109° anniversario del martirio di Nazario Sauro

05.08.2025 – Il Comitato Onoranze a Nazario Sauro ha diffuso il programma delle celebrazioni commemorative del 109° anniversario del martirio dell’irredentista istriano che avranno luogo domenica 10 agosto a Trieste con il patrocinio del Consiglio Regionale del Veneto, con il patrocinio e la co-organizzazione del Comune di Trieste.

Alle ore 18:45 arriveranno in Bacino San Giusto i natanti del Circolo Marina Mercantile “Nazario Sauro” e del Circolo Canottieri “Saturnia”. Alle ore 19:00 in Piazzale Marinai d’Italia (davanti alla Stazione Marittima, ove si trova la statua bronzea dell’irredentista istriano) verrà data lettura del testamento spirituale del Tenente di Vascello Nazario Sauro e della motivazione della Medaglia d’oro al valor militare, seguiranno la benedizione ed un intervento religioso, la deposizione di una corona d’alloro al monumento eretto in memoria dell’Eroe nel cinquantennale della morte, la lettura della Preghiera del marinaio ed infine l’ammaina bandiera a cura dell’Associazione Nazionale Marinai d’Italia.
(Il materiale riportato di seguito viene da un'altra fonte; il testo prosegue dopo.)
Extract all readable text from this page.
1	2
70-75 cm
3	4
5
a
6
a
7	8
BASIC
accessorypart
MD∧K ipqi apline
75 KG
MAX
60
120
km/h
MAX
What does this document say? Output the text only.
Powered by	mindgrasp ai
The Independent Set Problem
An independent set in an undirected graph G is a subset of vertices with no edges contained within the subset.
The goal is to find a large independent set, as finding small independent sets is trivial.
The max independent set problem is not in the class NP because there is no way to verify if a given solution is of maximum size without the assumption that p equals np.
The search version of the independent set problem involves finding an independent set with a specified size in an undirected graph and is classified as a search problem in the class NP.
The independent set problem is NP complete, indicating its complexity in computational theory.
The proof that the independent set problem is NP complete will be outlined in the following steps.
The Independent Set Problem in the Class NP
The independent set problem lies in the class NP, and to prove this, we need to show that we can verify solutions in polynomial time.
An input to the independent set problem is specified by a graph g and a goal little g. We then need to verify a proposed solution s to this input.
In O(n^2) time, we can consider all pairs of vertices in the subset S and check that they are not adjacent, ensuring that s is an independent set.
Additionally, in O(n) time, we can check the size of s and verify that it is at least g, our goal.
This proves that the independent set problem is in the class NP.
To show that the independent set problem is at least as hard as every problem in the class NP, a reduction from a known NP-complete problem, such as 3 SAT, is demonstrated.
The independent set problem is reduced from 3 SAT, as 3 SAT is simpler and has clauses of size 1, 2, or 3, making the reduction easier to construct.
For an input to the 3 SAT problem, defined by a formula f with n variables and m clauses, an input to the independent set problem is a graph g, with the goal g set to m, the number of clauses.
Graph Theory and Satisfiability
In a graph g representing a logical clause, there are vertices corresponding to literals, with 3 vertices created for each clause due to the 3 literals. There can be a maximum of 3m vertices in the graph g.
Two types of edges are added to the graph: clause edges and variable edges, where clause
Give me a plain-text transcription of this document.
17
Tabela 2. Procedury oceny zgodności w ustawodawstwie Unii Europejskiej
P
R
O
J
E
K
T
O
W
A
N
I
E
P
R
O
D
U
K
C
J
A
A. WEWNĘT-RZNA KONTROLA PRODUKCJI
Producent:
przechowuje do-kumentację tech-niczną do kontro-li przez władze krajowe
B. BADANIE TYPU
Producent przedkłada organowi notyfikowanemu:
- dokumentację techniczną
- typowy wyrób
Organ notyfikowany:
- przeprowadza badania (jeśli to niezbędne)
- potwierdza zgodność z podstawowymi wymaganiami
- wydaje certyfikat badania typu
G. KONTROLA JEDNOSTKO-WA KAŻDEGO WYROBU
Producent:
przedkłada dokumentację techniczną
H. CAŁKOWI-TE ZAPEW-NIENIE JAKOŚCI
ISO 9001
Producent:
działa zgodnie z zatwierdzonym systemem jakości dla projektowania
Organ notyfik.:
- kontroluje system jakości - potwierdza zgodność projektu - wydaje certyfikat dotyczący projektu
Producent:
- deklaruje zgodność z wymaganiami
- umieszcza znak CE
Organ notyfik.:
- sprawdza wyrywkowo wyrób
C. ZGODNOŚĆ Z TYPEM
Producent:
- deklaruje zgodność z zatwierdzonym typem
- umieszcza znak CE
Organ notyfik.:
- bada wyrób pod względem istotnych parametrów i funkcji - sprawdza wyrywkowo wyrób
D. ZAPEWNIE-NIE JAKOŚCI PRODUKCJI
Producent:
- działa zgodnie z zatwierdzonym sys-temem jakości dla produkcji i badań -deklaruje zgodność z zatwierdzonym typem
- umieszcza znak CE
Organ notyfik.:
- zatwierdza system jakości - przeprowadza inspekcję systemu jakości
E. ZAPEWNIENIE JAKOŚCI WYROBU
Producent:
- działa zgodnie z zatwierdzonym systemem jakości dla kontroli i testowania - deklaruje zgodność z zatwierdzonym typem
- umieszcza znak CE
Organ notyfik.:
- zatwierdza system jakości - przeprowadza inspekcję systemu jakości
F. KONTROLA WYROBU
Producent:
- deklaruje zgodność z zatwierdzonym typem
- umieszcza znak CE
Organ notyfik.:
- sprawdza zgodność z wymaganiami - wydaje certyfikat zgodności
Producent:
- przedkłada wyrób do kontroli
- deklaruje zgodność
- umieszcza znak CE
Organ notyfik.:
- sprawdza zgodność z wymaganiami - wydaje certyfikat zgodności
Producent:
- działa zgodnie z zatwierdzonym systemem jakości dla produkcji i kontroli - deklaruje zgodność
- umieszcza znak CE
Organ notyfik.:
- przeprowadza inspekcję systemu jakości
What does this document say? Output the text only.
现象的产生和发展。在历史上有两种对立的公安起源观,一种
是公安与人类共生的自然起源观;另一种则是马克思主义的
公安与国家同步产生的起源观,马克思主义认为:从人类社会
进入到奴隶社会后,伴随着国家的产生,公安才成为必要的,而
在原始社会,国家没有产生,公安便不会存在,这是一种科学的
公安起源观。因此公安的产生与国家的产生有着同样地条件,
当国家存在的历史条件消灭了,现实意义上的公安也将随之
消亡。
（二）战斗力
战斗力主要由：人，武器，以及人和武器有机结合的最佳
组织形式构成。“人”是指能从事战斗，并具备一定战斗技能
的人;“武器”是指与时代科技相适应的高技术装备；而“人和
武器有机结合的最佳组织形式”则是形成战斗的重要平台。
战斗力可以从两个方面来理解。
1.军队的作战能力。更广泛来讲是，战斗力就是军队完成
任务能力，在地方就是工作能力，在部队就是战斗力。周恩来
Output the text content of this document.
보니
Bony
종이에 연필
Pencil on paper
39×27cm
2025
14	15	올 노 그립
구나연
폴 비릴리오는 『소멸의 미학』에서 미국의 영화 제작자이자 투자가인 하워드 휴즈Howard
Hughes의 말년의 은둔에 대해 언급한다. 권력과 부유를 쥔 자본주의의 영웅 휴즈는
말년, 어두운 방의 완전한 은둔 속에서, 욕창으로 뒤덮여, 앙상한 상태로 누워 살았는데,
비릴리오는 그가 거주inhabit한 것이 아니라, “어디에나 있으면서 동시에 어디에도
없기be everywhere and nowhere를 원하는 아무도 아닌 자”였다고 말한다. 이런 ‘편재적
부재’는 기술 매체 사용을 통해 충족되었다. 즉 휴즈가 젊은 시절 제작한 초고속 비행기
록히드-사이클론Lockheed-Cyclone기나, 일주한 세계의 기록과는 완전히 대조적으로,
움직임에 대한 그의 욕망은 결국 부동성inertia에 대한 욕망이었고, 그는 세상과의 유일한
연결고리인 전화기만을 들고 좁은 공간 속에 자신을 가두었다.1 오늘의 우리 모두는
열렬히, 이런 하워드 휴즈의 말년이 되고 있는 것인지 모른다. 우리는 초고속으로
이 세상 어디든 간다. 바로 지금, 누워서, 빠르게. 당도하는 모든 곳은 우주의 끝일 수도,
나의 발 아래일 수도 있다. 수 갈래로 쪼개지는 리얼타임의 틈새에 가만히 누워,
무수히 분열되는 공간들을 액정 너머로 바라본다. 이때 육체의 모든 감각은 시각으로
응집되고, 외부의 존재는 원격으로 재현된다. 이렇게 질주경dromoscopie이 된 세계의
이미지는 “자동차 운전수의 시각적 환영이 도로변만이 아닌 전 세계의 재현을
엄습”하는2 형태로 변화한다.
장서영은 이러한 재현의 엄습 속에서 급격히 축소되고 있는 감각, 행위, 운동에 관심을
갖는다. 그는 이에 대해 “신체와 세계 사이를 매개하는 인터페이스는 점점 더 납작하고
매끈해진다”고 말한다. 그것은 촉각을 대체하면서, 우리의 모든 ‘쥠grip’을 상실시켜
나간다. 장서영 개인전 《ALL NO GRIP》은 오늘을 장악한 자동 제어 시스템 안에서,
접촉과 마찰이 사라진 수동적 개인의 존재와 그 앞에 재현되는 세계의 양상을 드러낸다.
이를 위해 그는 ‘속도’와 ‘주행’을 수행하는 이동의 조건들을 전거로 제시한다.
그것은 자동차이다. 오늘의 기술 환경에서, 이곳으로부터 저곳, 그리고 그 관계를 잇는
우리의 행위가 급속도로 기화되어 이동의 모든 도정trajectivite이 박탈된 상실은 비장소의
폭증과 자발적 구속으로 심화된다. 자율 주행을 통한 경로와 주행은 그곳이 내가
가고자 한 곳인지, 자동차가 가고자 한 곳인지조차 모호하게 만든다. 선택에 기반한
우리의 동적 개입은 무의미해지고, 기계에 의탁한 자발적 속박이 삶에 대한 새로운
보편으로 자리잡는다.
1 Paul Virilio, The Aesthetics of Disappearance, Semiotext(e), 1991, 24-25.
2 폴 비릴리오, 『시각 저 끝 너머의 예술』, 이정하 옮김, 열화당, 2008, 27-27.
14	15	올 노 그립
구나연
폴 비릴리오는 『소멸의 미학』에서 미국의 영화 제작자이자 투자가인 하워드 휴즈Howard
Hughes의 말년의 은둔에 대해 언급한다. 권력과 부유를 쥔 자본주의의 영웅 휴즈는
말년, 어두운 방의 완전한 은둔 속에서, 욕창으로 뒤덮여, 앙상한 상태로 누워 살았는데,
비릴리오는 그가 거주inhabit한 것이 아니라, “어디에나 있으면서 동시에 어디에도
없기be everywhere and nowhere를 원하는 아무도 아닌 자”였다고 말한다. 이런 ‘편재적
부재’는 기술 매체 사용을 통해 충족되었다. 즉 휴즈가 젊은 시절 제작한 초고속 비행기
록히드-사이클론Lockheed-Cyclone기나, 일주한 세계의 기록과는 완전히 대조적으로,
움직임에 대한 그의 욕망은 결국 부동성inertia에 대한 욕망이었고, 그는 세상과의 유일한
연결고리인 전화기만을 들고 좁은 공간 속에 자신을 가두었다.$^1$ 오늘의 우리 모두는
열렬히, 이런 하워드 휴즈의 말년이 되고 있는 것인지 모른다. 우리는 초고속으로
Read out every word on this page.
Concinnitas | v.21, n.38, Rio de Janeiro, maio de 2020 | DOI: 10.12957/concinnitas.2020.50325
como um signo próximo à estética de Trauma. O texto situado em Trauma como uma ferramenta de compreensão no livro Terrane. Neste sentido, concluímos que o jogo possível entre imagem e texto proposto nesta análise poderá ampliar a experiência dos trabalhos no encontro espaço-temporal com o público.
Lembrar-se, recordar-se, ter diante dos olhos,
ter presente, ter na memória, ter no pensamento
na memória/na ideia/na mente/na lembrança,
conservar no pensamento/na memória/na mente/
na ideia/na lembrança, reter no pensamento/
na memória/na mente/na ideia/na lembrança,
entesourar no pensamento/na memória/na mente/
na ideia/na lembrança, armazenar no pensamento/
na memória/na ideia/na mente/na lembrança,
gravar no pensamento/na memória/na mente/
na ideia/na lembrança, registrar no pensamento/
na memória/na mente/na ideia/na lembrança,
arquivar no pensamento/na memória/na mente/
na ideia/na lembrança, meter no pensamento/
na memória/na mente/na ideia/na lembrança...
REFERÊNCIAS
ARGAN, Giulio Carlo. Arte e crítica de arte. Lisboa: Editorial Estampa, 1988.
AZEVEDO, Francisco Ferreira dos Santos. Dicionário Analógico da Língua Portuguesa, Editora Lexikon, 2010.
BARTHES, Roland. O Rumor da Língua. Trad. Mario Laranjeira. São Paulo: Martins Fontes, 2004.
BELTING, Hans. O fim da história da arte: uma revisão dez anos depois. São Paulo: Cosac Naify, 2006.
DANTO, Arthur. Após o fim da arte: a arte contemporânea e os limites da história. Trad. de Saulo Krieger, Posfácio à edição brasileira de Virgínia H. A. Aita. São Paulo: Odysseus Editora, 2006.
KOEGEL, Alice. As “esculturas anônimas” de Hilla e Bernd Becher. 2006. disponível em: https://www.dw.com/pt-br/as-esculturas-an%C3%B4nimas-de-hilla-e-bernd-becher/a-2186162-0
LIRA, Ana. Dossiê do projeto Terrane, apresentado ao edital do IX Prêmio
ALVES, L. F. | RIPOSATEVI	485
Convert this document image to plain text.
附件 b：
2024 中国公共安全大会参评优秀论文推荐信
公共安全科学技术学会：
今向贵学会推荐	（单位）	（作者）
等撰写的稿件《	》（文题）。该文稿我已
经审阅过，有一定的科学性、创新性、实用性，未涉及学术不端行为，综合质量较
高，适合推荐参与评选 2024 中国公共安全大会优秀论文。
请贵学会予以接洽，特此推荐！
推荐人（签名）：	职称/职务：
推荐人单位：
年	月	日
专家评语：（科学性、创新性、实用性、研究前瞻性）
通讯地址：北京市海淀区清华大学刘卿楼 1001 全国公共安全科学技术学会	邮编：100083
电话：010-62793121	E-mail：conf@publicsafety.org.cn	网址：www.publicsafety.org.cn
La cerimonia verrà accompagnata dalla banda del Comitato provinciale di Trieste dell’Associazione Nazionale Venezia Giulia e Dalmazia.

Nato a Capodistria il 20 settembre 1880, il marittimo Nazario Sauro sposò la causa irredentista declinata secondo l’approccio mazziniano, il chè lo portò anche a simpatizzare per l’Albania in lotta per l’indipendenza dall’Impero ottomano. Nel momento in cui l’Impero austro-ungarico fece scoppiare la Prima guerra mondiale, Sauro esfiltrò in Italia assieme a centinaia di connazionali giuliani, fiumani e dalmati di nazionalità italiana che non volevano servire nell’imperial-regio esercito e si sarebbero invece arruolati nelle truppe italiane. All’entrata in guerra dell’Italia, Sauro si distinse guidando audaci incursioni della Regia Marina lungo la costa istriana, finchè il sommergibile Pullino sul quale era imbarcato si incagliò allo scoglio della Galiola all’imbocco del golfo del Carnaro. Fatto prigioniero fornì false generalità, ma al termine di un terribile processo svoltosi a Pola in cui fu chiamata a testimoniare persino la madre fu riconosciuto e impiccato in quanto traditore e disertore il 10 agosto 1916 dal medesimo boia che a Trento aveva posto fine il precedente 12 luglio alle vite degli irredentisti trentini Cesare Battisti e Fabio Filzi (nato a Pisino).